Field Trip Takes Graduate Students Through Guadalupe Mountains' Carbonate Formations
During fall break, Professors Derek Sawyer and Matthew Saltzman led a field trip to share the spectacular geology of the Guadalupe Mountains with 8 of our earth science graduate students. The 5-day trip featured visits to classic locations of Bat Cave Draw, Walnut Canyon, Frijole Ranch, Sitting Bull Falls/Last Chance Canyon, Castile Evaporites, the Rader Slide, and ending with a strenuous but rewarding hike up to Guadalupe Peak!
The Guadalupe Mountains provide outstanding continuous exposures of a wide spectrum of carbonate and siliciclastic environments across a shelf-to-basin transect.

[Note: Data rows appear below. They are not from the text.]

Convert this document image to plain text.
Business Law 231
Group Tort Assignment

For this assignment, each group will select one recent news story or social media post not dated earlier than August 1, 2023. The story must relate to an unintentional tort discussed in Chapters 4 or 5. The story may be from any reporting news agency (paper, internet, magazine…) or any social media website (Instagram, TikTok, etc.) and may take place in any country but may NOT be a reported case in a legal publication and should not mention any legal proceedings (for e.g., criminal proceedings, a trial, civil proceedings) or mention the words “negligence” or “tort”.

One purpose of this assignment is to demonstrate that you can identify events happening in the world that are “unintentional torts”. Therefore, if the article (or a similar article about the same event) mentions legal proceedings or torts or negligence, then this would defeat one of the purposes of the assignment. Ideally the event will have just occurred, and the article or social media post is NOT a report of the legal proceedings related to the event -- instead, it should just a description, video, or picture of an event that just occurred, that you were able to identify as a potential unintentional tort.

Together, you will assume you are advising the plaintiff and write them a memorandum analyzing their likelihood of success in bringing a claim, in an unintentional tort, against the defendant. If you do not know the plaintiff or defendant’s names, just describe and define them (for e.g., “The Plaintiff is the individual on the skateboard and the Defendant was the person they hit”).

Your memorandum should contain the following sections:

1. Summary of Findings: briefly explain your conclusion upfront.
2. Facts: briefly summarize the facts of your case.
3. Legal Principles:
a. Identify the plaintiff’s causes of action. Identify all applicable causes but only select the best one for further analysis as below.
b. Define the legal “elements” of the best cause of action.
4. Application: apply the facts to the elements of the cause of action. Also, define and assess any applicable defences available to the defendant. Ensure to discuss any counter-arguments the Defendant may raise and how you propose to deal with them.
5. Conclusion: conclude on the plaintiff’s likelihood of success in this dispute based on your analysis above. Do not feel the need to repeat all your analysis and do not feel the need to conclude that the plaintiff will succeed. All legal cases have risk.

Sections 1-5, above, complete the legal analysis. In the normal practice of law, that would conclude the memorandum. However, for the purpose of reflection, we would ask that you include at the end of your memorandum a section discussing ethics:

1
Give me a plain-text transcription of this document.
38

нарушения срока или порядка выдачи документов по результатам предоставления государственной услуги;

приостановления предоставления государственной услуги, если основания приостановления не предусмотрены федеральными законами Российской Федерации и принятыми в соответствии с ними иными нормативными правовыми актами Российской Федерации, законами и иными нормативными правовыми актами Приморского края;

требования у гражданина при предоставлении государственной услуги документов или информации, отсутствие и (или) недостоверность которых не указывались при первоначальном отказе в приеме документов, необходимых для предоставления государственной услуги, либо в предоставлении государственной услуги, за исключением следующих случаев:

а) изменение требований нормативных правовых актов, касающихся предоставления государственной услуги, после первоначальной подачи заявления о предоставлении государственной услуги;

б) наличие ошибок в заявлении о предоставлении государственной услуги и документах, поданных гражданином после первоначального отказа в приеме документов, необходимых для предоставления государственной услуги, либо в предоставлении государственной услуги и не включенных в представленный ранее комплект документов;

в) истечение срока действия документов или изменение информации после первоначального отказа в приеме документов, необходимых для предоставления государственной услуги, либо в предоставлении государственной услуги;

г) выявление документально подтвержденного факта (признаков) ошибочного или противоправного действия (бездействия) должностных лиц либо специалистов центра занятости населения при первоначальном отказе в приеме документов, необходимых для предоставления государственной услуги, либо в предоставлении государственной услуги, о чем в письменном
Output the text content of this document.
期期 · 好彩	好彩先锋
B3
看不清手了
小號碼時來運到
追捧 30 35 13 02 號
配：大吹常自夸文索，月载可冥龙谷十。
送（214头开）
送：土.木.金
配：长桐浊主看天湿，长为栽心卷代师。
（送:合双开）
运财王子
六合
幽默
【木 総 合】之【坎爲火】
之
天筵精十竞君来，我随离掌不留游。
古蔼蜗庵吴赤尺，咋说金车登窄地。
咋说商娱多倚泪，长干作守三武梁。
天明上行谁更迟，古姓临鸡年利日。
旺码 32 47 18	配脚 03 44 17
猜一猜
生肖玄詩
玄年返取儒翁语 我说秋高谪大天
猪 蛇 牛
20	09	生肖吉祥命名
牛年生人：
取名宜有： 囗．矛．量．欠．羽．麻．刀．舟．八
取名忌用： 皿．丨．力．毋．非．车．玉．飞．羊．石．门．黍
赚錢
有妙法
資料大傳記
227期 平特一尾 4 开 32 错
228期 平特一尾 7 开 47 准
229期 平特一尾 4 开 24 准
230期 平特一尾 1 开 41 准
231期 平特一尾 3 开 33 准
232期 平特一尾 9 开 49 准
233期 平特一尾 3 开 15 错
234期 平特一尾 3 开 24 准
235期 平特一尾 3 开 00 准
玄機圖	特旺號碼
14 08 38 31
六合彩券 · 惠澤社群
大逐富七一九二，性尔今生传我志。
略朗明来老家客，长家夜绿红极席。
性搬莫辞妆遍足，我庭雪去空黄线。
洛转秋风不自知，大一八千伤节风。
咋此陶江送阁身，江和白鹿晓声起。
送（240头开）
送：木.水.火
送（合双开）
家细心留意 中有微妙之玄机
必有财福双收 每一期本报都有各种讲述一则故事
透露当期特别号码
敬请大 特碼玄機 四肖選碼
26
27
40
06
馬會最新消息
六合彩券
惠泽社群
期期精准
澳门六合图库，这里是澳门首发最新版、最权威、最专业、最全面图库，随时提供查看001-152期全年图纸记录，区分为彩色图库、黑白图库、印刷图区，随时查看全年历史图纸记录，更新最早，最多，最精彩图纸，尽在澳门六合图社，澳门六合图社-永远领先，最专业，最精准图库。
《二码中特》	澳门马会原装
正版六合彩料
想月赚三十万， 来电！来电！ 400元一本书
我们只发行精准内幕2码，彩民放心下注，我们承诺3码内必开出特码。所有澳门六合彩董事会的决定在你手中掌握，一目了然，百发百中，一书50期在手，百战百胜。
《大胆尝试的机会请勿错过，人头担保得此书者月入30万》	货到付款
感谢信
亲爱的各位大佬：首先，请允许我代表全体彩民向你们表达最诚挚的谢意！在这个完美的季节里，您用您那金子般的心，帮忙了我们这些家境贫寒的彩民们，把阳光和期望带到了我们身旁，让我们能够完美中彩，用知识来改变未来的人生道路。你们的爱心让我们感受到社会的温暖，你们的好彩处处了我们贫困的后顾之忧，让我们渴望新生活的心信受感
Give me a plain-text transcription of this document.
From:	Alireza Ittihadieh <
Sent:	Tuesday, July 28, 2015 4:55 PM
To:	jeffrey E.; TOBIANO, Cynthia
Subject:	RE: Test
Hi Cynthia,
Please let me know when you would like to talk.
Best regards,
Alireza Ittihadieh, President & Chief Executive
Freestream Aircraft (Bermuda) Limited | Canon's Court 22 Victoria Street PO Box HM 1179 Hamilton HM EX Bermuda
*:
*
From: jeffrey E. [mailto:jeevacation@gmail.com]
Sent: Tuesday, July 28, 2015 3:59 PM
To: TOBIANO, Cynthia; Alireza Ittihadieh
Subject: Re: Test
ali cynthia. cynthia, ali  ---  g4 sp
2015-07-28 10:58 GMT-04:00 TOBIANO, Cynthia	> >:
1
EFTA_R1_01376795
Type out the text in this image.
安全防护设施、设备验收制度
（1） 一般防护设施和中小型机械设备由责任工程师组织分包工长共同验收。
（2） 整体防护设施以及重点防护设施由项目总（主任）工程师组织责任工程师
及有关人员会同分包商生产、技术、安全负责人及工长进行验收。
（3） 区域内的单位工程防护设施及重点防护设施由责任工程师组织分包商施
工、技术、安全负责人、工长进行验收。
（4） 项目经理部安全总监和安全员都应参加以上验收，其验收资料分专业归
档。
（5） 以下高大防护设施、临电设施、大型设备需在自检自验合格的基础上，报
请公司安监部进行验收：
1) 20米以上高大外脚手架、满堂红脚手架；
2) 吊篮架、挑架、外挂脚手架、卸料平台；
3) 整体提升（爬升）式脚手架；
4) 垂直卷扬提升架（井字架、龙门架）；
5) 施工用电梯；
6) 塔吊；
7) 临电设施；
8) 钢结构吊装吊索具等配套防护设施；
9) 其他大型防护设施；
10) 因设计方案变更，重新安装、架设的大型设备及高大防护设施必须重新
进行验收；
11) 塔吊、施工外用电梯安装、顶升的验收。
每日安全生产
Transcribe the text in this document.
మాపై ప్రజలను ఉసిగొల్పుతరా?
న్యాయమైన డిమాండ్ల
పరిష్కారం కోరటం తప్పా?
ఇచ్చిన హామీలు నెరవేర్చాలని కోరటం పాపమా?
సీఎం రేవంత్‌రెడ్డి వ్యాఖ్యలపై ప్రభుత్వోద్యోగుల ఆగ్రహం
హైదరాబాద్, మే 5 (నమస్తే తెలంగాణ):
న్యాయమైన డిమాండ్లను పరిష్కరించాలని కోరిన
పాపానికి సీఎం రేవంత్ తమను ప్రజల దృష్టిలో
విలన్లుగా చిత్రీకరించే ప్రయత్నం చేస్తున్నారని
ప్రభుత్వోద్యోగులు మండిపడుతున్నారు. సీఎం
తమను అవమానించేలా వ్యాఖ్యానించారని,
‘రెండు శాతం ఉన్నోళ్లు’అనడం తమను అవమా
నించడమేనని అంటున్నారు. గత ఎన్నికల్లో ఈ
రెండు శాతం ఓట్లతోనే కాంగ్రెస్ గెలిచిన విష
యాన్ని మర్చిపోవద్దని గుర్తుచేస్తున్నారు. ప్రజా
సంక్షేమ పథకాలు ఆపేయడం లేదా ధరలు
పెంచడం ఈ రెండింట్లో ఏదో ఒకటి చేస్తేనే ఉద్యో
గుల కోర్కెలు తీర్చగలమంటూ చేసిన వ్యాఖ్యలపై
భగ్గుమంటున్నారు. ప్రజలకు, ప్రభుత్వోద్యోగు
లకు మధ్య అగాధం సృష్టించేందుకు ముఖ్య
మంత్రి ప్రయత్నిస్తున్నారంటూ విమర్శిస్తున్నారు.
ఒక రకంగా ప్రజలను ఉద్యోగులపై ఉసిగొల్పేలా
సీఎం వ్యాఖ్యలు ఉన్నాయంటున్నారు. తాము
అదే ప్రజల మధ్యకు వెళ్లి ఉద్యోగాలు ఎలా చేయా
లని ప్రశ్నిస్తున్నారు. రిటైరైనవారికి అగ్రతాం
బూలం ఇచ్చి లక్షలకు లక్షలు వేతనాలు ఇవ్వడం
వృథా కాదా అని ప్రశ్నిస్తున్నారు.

Prior to the trip, students paired up to research an outcrop locality of their choosing. In the field, day trips were led by each team and as a group worked together to interpret depositional environments and synthesize observations to infer paleogeographic evolution.
Quotes from students:
"The trip to the Guadalupe mountains helped me connect sedimentary and stratigraphy concepts, reflection seismology, and basin analysis to real world rocks! This visualization was incredibly helpful, and not to mention beautiful!"
"My favorite part of the trip was getting to witness the GSSP Capitanian Stage marker. Being able to see and feel the rocks that have denoted a globally defined boundary in the geologic time scale is something truly special."
A big thanks for funding support from the School of Earth Sciences for financial support to make this trip happen.